Collaboration is generally an effective means of learning new information, but is collaboration productive in domains where collaborators may hold qualitatively different conceptions of the domain’s causal structure? We explored this question in the domain of evolutionary biology, where previous research has shown that most individuals construe evolution as the uniform transformation of an entire population (akin to metamorphosis) rather than the selective survival and reproduction of a subset of the population. College undergraduates (n = 44) completed an assessment of their evolutionary reasoning by themselves (pretest), with a partner (dyad test), and several weeks later (posttest).

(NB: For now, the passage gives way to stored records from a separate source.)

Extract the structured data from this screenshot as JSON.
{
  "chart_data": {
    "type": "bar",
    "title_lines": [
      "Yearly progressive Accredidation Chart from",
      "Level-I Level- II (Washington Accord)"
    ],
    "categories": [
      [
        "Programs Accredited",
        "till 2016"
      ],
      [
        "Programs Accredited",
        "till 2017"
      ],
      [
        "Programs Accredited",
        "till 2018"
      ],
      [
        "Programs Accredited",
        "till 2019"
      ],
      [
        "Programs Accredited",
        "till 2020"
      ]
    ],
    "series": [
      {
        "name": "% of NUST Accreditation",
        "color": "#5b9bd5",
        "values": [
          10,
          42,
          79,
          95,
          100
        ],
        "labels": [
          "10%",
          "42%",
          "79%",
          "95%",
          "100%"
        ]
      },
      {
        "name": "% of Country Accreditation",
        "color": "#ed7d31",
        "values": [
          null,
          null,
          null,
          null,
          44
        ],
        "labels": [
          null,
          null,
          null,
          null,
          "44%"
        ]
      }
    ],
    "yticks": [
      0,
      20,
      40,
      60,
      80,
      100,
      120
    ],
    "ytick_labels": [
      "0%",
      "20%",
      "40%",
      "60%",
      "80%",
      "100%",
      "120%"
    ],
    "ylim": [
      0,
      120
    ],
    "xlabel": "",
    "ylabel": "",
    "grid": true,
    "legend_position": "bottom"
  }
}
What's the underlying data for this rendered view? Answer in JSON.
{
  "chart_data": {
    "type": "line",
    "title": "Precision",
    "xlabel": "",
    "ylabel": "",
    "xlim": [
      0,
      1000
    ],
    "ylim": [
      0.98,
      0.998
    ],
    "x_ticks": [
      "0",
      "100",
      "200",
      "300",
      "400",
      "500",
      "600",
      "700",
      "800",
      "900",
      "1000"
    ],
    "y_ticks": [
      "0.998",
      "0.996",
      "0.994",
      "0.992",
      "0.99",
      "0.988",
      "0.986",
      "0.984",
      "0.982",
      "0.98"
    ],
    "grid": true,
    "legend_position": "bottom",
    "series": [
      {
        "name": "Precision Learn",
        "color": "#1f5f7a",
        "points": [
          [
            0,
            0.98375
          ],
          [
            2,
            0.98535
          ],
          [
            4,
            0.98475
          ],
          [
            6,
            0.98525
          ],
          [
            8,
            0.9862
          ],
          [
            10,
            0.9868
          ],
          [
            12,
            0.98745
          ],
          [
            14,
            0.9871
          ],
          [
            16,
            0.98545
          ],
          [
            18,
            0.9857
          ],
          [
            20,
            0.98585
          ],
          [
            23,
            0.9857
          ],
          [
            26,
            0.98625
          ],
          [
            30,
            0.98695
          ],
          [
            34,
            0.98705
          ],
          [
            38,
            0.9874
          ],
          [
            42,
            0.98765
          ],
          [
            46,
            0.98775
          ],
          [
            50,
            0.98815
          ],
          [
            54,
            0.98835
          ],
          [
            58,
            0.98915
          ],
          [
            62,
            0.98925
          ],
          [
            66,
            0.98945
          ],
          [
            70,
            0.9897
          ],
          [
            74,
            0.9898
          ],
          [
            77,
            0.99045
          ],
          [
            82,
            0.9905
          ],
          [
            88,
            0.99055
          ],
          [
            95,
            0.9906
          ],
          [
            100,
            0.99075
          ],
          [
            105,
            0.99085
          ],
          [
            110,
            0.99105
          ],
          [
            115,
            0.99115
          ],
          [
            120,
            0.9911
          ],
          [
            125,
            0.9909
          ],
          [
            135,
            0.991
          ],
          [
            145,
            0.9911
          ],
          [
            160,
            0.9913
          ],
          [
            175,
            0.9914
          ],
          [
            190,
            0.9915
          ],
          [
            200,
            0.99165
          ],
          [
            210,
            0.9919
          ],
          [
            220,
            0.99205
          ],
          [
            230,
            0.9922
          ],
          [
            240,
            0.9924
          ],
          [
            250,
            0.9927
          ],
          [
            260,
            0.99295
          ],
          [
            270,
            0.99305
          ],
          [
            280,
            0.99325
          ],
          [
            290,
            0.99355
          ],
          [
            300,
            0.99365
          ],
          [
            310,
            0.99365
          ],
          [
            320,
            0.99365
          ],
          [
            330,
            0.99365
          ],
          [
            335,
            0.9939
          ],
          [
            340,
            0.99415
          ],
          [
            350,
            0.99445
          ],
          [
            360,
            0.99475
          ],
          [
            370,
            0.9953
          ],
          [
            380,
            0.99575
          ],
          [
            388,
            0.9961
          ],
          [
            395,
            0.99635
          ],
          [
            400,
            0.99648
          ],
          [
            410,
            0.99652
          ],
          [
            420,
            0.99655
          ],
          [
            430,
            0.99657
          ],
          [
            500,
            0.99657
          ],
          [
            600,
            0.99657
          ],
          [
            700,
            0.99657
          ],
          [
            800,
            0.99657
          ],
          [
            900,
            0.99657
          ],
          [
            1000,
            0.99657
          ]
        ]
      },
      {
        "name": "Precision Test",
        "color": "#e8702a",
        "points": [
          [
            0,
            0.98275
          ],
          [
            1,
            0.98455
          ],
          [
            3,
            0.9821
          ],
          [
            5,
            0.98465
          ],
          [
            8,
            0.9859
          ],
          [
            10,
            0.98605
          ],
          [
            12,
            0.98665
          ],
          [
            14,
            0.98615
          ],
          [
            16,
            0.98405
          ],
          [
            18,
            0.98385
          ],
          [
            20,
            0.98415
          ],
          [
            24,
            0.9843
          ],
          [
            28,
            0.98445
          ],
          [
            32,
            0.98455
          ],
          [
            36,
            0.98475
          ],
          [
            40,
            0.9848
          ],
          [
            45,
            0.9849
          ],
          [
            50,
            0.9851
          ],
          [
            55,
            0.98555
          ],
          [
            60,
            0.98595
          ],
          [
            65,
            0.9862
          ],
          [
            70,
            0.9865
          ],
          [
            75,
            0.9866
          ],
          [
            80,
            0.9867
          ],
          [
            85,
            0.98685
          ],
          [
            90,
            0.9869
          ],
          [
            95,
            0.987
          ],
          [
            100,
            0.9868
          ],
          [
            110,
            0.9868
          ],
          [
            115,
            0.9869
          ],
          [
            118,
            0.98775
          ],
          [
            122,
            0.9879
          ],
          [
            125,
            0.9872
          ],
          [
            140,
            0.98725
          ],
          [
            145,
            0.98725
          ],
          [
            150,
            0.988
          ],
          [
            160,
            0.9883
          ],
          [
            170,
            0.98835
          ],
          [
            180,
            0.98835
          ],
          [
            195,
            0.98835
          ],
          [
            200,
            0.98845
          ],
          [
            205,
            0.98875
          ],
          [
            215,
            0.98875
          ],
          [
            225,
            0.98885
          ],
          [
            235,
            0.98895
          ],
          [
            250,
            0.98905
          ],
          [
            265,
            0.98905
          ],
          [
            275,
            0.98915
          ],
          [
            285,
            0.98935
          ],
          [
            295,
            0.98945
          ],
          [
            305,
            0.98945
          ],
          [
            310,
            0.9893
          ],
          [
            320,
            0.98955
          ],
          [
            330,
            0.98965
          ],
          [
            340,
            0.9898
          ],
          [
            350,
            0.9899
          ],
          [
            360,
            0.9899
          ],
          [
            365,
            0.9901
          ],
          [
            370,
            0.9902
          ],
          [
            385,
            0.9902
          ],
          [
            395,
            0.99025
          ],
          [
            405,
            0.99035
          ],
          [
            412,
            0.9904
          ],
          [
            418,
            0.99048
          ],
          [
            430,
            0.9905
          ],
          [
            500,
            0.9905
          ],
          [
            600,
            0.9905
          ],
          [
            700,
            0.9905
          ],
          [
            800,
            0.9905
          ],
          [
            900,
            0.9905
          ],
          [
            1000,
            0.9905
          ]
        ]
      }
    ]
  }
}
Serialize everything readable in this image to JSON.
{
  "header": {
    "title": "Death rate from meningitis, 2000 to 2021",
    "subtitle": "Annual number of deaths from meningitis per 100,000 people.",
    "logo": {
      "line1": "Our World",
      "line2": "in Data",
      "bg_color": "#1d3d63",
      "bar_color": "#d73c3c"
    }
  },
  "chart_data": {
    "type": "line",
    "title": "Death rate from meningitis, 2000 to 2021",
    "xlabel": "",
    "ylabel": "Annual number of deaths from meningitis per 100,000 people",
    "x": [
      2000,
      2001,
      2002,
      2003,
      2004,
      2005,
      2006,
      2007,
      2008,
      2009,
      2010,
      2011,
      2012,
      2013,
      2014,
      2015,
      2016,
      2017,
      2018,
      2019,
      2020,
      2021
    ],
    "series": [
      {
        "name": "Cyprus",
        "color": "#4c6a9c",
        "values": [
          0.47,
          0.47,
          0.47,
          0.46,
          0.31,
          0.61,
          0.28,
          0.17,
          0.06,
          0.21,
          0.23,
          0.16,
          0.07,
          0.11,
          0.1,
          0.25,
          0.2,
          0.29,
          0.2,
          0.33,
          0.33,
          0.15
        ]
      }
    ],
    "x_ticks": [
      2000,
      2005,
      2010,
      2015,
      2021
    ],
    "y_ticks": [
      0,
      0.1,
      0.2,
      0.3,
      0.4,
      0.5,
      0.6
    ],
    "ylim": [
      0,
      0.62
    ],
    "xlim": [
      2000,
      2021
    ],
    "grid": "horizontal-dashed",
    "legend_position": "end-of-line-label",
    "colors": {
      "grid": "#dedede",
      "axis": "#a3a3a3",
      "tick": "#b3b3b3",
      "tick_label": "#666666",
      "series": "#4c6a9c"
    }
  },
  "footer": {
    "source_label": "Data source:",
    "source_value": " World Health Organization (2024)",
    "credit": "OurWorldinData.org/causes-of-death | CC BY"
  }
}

Collaboration proved ineffective for the higherscoring partner in each dyad, as their scores generally remained unchanged from pretest to dyad test to posttest, but it proved effective for the lower-scoring partner. Not only did lowerscoring partners increase their score from pretest to dyad test, but they maintained higher scores at posttest as well. Followup analyses revealed that participants’ posttest scores were predicted by their partners’ pretest scores but only for lowerscoring partners, and the relation was negative: the smaller the difference between pretest score, the greater the gain from pretest to posttest for lower-scoring partners. These findings indicate that collaboration in domains characterized by conceptual change is possible, but that learning from such collaboration is asymmetric (i.e., individuals with low levels of understanding benefit more than their partners do) and unequal (i.e., individuals with low levels of understanding benefit more if their partner’s understanding is only moderately higher). Thus, bridging the gap between a novice’s view of a conceptually complex domain and an expert’s view appears to require instruction more aligned with the former than the latter.